Started from here: unique combinations of values in selected columns in pandas data frame and count
I have found the most to least occurring combinations of 3 columns with this code:
def common_cols(df,n):
'''n is how many of the top results to show'''
df = df.groupby(['A','B','C']).size().reset_index().rename(columns={0:'count'})
df = df.sort_values(by='count', ascending=False).reset_index(drop=True).head(n)
return df
common_data = common_cols(df,10)
Output of common_data(10 top results shown):
A B C count
0 0.00 0.00 0.00 96
1 0.00 1.00 0.00 25
2 0.14 0.86 0.00 19
3 0.13 0.87 0.00 17
4 0.00 0.72 0.28 17
5 0.00 0.89 0.11 16
6 0.01 0.84 0.15 16
7 0.03 0.97 0.00 15
8 0.35 0.65 0.00 15
9 0.13 0.79 0.08 14
Now, I would like to find combinations of the A B C rows, and count how many times they occurred.
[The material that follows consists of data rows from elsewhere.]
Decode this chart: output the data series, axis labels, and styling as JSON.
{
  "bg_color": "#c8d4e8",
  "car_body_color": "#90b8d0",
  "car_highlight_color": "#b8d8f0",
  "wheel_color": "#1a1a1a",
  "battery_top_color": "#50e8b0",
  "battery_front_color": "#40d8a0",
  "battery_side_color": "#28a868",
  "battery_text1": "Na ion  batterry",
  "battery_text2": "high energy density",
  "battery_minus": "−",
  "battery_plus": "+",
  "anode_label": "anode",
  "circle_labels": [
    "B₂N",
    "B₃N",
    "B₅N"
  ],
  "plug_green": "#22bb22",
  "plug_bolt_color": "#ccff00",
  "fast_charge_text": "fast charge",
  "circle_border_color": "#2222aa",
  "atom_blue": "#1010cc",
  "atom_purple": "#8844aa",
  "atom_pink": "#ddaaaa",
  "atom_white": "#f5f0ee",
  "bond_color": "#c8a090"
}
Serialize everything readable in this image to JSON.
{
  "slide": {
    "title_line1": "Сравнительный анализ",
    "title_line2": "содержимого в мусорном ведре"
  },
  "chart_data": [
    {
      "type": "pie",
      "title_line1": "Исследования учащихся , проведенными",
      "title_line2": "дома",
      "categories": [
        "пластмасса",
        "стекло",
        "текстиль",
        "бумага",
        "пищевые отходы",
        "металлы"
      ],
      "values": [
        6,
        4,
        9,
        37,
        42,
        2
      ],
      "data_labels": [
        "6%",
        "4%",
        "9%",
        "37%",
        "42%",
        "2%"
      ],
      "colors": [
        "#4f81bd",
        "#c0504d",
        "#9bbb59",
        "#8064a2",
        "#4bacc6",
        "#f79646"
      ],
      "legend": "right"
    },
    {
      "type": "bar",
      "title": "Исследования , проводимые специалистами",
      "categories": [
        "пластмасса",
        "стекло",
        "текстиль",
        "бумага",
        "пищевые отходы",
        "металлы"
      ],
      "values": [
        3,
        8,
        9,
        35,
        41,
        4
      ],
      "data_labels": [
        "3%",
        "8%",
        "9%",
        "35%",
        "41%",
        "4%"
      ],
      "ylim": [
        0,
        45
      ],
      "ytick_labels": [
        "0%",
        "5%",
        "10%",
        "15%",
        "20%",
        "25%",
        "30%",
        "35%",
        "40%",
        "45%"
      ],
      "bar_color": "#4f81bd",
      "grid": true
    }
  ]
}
For example lets say in the BASE df from row 1 to row 4:
the first set of combinations of the 3 columns (as told by dataframe(df) BEFORE using the common_cols function) are
# each of these rows are their own combination of values
A B C
0 0.67 0.16 0.17
1 0.06 0.73 0.20
2 0.19 0.48 0.33
3 0.07 0.87 0.06
4 0.07 0.60 0.33
The above 5 rows (in order) would be counted as a pattern of combinations. It could be counted as a combination of 2 rows, 3 rows, 4 rows or more rows (if it is easy enough to do that is!)
If this pattern was found once(across the entire dataframe), it would output this pattern's count as 1. If it was found 10 times; the count would be 10.
Any ideas on how I can count the combinations found between consecutive rows? Like from using the common_cols function, but as a 'combinations of combinations'?
The rows have to be in order for it to be a pattern. Any help is massively appreciated!